On the eve its annual convention, the American Veterinary Medical Association (AVMA) named Benjamin L. Hart, DVM, Ph.D., the Bustard Companion Animal Veterinarian of the Year.
The award is named for the late Leo K. Bustad, DVM, Ph.D., a former dean of the College of Veterinary Medicine at Washington State University and past president of Pet Partners, a therapy animal training group based in Bellevue, Wash.
Dr. Hart received the award, in part, for his recently published study, the first to look at single breeds—golden retrievers and Labrador retrievers—and the effects of early neutering on the rates of cancer diagnosis and joint disorders by gender.
The study was funded by the American Kennel Club’s Canine Health Foundation (CHF), based in Raleigh, N.C., with a grant for $12,960.
Hart reviewed the medical records of 789 golden retrievers going back 15 years and more than 2,000 records for Labrador retrievers and focused on comparing the effects of neutering on increases or decreases in the risks of various diseases.
The dogs in Hart’s study were neutered before the age of 12 months, after 12 months or left unaltered.
Hart concluded veterinarians should be more cautious about recommending spay and neuter for their clients before the onset of puberty.
"This project lays out, more than any other study, the consequences of early neutering,” noted the project summary.
"Funding from the Canine Health Foundation was absolutely essential in enabling our team to move forward in this new venture,” Hart said.
"My goal, recognized by CHF, is giving dog caregivers the information they need to be directly involved in neutering decisions as related to the long-term health of their dogs,” he added.
Hart’s study was published in the online scientific journal PLOS ONE in February 2013 and has received many views and shares on social media.
Hart is a distinguished professor emeritus, school of veterinary medicine and director of the program for companion animal behavior at the University of California, Davis.
As part of the honor, Hart will receive a $5,000 grant to continue his work.
"Dr.

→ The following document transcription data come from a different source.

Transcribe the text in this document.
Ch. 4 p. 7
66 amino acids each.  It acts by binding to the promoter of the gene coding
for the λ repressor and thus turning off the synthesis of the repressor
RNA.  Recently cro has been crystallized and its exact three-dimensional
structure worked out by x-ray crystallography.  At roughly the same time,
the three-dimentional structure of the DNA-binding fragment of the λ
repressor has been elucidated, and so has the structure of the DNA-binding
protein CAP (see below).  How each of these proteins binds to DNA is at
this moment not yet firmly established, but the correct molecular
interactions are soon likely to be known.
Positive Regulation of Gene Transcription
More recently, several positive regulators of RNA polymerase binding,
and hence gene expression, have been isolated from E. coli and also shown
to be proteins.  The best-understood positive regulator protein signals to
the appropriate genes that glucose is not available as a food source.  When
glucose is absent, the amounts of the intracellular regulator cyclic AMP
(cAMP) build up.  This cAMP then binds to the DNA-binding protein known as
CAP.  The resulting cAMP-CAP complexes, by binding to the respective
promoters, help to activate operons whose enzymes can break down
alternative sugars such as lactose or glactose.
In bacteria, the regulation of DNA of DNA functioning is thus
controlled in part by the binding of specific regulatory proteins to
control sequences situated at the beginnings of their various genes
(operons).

Hart’s work exemplifies the value of the relationship between people and their dogs, and has significantly strengthened our foundation’s efforts to help all dogs live longer, healthier lives,” said Shila Nordone, Ph.D., chief scientific officer of the CHF.
The recipients of the Bustard Companion Animal Veterinarian of the Year award are recognized for their lifelong dedication to the sanctity of the human-animal bond.
The annual award is cosponsored by the AVMA, Pet Partners and Hill’s Pet Nutrition of Topeka, Kan.